Projet de loi agricole : report suscite la colère des agriculteurs
Marc Fesneau a déclaré ce dimanche 21 janvier que le projet de loi sur l'Agriculture serait repoussé afin d'y inclure un ensemble de mesures de simplification. Quelles pourraient être ces mesures simplificatrices ?
TL;DR
- Projet de loi sur l’Agriculture reporté pour ajouts de simplifications.
- Colère des agriculteurs suite à des charges financières et normes environnementales lourdes.
- Menace d’amplification de la mobilisation par la FNSEA si pas d’avancée rapide.
Le report du projet de loi sur l’Agriculture
Le ministre de l’Agriculture, Marc Fesneau, a annoncé ce dimanche 21 janvier le report de son projet de loi sur l’Agriculture. Une décision qui s’inscrit dans le contexte d’une colère grandissante des agriculteurs. Le gouvernement souhaite ainsi prendre « quelques semaines » de plus pour intégrer « un paquet de simplification » au texte, en réponse à la demande du secteur agricole.
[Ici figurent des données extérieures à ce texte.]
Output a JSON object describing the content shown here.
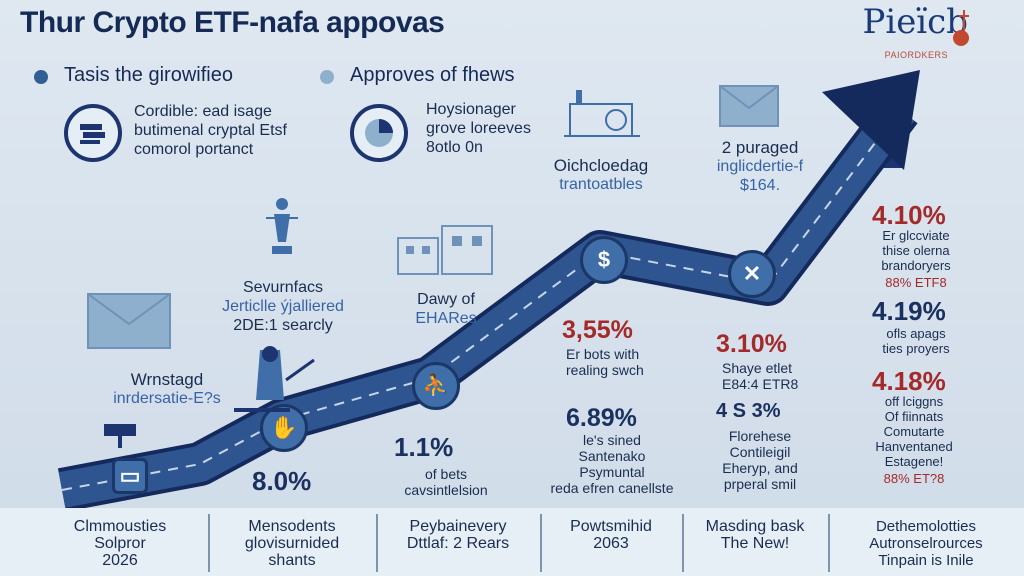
{
  "title": "Thur Crypto ETF-nafa appovas",
  "logo": {
    "name": "Pieïcb",
    "tagline": "PAIORDKERS"
  },
  "top_left": {
    "header": "Tasis the girowifieo",
    "lines": [
      "Cordible: ead isage",
      "butimenal cryptal Etsf",
      "comorol portanct"
    ]
  },
  "top_mid": {
    "header": "Approves of fhews",
    "lines": [
      "Hoysionager",
      "grove loreeves",
      "8otlo 0n"
    ]
  },
  "labels": {
    "wrnstagd": {
      "lines": [
        "Wrnstagd",
        "inrdersatie-E?s"
      ]
    },
    "sevurnfacs": {
      "lines": [
        "Sevurnfacs",
        "Jerticlle ýjalliered",
        "2DE:1 searcly"
      ]
    },
    "dawy": {
      "lines": [
        "Dawy of",
        "EHARes"
      ]
    },
    "oichcloedag": {
      "lines": [
        "Oichcloedag",
        "trantoatbles"
      ]
    },
    "purgaged": {
      "lines": [
        "2 puraged",
        "inglicdertie-f",
        "$164."
      ]
    }
  },
  "stats": {
    "p80": "8.0%",
    "p11": "1.1%",
    "p11_lines": [
      "of bets",
      "cavsintlelsion"
    ],
    "p355": "3,55%",
    "p355_lines": [
      "Er bots with",
      "realing swch"
    ],
    "p689": "6.89%",
    "p689_lines": [
      "le's sined",
      "Santenako",
      "Psymuntal",
      "reda efren canellste"
    ],
    "p310": "3.10%",
    "p310_lines": [
      "Shaye etlet",
      "E84:4 ETR8"
    ],
    "p4s": "4 S 3%",
    "p4s_lines": [
      "Florehese",
      "Contileigil",
      "Eheryp, and",
      "prperal smil"
    ],
    "p410": "4.10%",
    "p410_lines": [
      "Er glccviate",
      "thise olerna",
      "brandoryers",
      "88% ETF8"
    ],
    "p419": "4.19%",
    "p419_lines": [
      "ofls apags",
      "ties proyers"
    ],
    "p418": "4.18%",
    "p418_lines": [
      "off lciggns",
      "Of fiinnats",
      "Comutarte",
      "Hanventaned",
      "Estagene!",
      "88% ET?8"
    ]
  },
  "footer": [
    {
      "lines": [
        "Clmmousties",
        "Solpror",
        "2026"
      ]
    },
    {
      "lines": [
        "Mensodents",
        "glovisurnided",
        "shants"
      ]
    },
    {
      "lines": [
        "Peybainevery",
        "Dttlaf: 2 Rears"
      ]
    },
    {
      "lines": [
        "Powtsmihid",
        "2063"
      ]
    },
    {
      "lines": [
        "Masding bask",
        "The New!"
      ]
    },
    {
      "lines": [
        "Dethemolotties",
        "Autronselrources",
        "Tinpain is Inile"
      ]
    }
  ],
  "colors": {
    "accent": "#1c3570",
    "arrow": "#2f5590",
    "red": "#a42a2a",
    "background": "#dfe8f1"
  },
  "icons": [
    "envelope-icon",
    "hand-coins-icon",
    "building-icon",
    "dollar-icon",
    "x-icon",
    "person-icon"
  ]
}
La mobilisation des agriculteurs
Le report de ce texte, promis depuis longtemps « en faveur du renouvellement des générations en agriculture », intervient alors que les manifestations et les blocages continuent dans les campagnes. Les agriculteurs revendiquent principalement une simplification des charges financières et des normes environnementales jugées trop lourdes, qui entravent la mise en place de nouveaux chefs d’exploitations. Cette mobilisation s’étend au-delà des frontières françaises, avec une multiplication des mouvements d’agriculteurs en Europe.
Les réactions politiques
Face à cette situation, les réactions politiques ne se sont pas fait attendre. Le président du Rassemblement national, Jordan Bardella, a critiqué « l’Europe de Macron qui veut la mort de notre agriculture ». Quant à Gabriel Attal, il a défendu le secteur agricole en affirmant que les agriculteurs ne sont pas « des bandits, des pollueurs, des personnes qui torturent les animaux ».
La menace de la FNSEA
La Fédération nationale des syndicats d’exploitants agricoles (FNSEA) a quant à elle fait part de son mécontentement face aux reports successifs du projet de loi. Elle a demandé des mesures concrètes et une application intégrale de la loi Egalim pour assurer un revenu aux agriculteurs. En l’absence de progrès rapide, la FNSEA a menacé d’intensifier la mobilisation et de perturber la visite du Président de la République au Salon de l’agriculture, qui aura lieu à partir du 24 février à Paris.